Я не ответил, сердце у меня упало, захватило дыхание. Все мои страдания показались мне ничем по сравнению с только что перенесенным унижением. Это о ней… о ней… которая некогда была моей гордостью… честью… всей жизнью… о ней говорили так… и… я не в силах был думать об этом. Я быстро встал, бросил на Торнтона взгляд, который привел бы в полное замешательство человека, не столь бесстыдного и подлого, как он, и вышел из комнаты.

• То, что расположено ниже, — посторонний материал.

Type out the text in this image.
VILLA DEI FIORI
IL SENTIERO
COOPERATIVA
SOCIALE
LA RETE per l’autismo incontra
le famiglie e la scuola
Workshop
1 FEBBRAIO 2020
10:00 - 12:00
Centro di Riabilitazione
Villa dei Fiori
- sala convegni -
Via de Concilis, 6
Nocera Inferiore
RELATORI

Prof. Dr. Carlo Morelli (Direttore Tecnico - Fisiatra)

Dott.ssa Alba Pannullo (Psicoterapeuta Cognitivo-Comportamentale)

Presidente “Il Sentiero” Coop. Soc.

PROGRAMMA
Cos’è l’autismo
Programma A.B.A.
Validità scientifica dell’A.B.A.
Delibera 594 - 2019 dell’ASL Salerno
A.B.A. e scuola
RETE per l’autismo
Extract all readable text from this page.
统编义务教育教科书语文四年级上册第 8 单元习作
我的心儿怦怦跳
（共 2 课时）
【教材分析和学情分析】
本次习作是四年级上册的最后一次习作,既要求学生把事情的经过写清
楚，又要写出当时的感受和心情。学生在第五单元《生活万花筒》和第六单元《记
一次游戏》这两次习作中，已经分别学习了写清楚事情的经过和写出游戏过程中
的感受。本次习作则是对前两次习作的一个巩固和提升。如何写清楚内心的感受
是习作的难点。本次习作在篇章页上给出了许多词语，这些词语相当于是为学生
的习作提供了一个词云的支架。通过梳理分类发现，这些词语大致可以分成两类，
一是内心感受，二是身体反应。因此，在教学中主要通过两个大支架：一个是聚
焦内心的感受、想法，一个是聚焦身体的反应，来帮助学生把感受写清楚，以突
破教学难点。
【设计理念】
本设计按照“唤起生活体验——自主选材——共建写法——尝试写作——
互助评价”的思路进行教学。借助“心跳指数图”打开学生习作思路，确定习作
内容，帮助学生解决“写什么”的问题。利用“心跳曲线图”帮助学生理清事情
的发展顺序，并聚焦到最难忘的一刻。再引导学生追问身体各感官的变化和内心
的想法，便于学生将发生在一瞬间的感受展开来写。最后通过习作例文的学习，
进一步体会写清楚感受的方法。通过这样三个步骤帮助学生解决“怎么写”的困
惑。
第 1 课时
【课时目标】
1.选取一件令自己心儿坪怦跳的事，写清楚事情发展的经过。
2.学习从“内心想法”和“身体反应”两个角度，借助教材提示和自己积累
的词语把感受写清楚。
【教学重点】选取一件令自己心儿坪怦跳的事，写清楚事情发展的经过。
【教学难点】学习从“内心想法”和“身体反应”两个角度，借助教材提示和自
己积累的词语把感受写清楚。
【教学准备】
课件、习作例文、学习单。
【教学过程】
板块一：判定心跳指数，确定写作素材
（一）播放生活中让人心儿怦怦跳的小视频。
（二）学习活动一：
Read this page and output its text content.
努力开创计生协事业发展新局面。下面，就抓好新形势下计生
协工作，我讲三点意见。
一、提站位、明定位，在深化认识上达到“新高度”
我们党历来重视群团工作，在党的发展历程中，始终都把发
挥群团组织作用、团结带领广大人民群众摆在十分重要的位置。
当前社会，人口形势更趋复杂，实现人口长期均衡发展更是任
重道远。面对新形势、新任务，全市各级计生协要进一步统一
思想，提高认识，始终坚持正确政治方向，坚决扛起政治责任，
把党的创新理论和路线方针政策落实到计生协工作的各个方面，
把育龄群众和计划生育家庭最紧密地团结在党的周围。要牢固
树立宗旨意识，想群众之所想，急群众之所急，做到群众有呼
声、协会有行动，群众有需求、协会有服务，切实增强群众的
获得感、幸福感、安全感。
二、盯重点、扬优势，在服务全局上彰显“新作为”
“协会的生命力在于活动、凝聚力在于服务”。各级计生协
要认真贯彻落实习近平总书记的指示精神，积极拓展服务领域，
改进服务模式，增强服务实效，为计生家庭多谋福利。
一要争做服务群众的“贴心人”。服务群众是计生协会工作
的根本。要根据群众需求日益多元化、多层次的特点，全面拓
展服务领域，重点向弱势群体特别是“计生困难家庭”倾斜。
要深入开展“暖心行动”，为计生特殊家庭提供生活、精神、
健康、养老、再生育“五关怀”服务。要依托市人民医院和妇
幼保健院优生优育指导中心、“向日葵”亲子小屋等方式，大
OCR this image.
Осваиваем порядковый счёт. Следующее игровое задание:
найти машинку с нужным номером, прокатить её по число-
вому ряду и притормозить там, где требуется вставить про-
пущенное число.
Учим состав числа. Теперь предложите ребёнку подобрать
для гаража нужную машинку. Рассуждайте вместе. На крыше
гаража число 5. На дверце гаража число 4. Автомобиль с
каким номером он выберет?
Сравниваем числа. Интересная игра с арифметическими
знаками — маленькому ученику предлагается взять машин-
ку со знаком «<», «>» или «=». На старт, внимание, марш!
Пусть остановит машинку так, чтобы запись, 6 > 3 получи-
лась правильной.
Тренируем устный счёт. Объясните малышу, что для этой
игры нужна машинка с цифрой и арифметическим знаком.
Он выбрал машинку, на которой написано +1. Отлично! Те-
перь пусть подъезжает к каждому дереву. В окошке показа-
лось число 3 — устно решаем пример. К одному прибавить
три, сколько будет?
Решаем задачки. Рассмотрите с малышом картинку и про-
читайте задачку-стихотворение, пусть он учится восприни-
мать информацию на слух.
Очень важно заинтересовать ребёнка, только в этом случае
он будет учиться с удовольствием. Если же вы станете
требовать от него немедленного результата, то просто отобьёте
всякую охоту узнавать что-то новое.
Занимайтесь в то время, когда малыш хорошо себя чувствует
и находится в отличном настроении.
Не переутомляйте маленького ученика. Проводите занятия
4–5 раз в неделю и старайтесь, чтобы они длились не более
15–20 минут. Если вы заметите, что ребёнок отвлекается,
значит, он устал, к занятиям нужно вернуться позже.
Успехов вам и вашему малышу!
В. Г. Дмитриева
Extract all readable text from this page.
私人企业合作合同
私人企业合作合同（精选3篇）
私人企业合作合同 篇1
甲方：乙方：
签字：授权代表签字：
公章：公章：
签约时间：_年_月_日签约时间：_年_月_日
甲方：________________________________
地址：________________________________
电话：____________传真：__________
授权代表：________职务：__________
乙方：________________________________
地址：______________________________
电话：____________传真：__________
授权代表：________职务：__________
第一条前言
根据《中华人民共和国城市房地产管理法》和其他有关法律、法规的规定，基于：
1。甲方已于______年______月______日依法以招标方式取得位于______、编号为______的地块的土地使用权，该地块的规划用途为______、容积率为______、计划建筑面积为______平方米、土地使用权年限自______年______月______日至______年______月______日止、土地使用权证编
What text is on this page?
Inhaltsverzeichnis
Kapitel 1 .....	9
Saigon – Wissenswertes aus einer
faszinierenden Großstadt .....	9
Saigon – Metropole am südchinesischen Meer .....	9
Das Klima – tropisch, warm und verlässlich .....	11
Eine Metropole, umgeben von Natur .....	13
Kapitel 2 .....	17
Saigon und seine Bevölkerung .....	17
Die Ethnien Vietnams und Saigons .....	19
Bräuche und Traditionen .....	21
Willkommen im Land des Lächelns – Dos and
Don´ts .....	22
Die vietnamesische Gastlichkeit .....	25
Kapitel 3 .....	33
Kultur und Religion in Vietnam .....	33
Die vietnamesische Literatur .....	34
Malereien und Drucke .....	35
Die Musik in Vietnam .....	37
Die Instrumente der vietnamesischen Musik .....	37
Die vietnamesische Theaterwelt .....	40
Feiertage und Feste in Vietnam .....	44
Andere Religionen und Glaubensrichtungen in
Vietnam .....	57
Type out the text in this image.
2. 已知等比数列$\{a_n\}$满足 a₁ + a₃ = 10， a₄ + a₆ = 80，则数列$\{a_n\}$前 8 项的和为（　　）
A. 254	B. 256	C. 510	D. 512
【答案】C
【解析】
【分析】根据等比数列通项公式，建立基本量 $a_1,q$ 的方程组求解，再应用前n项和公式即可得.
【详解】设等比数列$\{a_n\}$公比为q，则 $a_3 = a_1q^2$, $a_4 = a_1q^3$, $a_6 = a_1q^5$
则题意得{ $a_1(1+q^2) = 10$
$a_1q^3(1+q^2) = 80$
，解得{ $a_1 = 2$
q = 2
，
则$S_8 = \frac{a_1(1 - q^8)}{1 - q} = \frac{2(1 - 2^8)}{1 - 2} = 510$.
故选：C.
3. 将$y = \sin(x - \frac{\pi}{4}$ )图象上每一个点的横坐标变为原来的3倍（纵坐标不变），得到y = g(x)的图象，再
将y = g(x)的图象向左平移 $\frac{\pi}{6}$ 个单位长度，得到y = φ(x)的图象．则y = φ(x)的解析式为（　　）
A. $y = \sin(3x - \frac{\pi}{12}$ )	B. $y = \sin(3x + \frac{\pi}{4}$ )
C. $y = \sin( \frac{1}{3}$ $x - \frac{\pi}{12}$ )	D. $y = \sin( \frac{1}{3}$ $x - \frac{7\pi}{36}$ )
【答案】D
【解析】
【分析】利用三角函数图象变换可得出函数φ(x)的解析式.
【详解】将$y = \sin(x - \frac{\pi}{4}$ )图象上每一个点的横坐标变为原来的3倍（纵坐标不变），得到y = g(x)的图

В эту ночь я, не смокнув глаз, лихорадочно метался на своей постели, точно это было ложе, усеянное шипами, и вдруг сообразил, какую пользу могу извлечь из Торнтона при осуществлении своего замысла. На следующее утро я разыскал его и подкупил (это было не очень трудно): он обещал мне хранить тайну и помогать. Всякому, видевшему и наблюдавшему не так много самых различных людей, как довелось тебе, план мщения, выработанный мною, показался бы каким-то вымученным, неестественным. Ибо люди, поверхностно судящие обо всем, готовы считать естественными всякие чудачества в спокойном течении повседневной жизни, но они неспособны представить себе их в бурном кипении страстей, а ведь именно в подобные мгновения хватаешься за любую нелепость, если она окажется средством, ведущим прямо к цели. Если бы тайные движения сердца смятенного, охваченного страстями, были открыты всем, в них можно было бы обнаружить гораздо больше романтического, чем во всех баснях, от которых мы с недоверием и презрением отворачиваемся, считая их преувеличенными и фантастичными.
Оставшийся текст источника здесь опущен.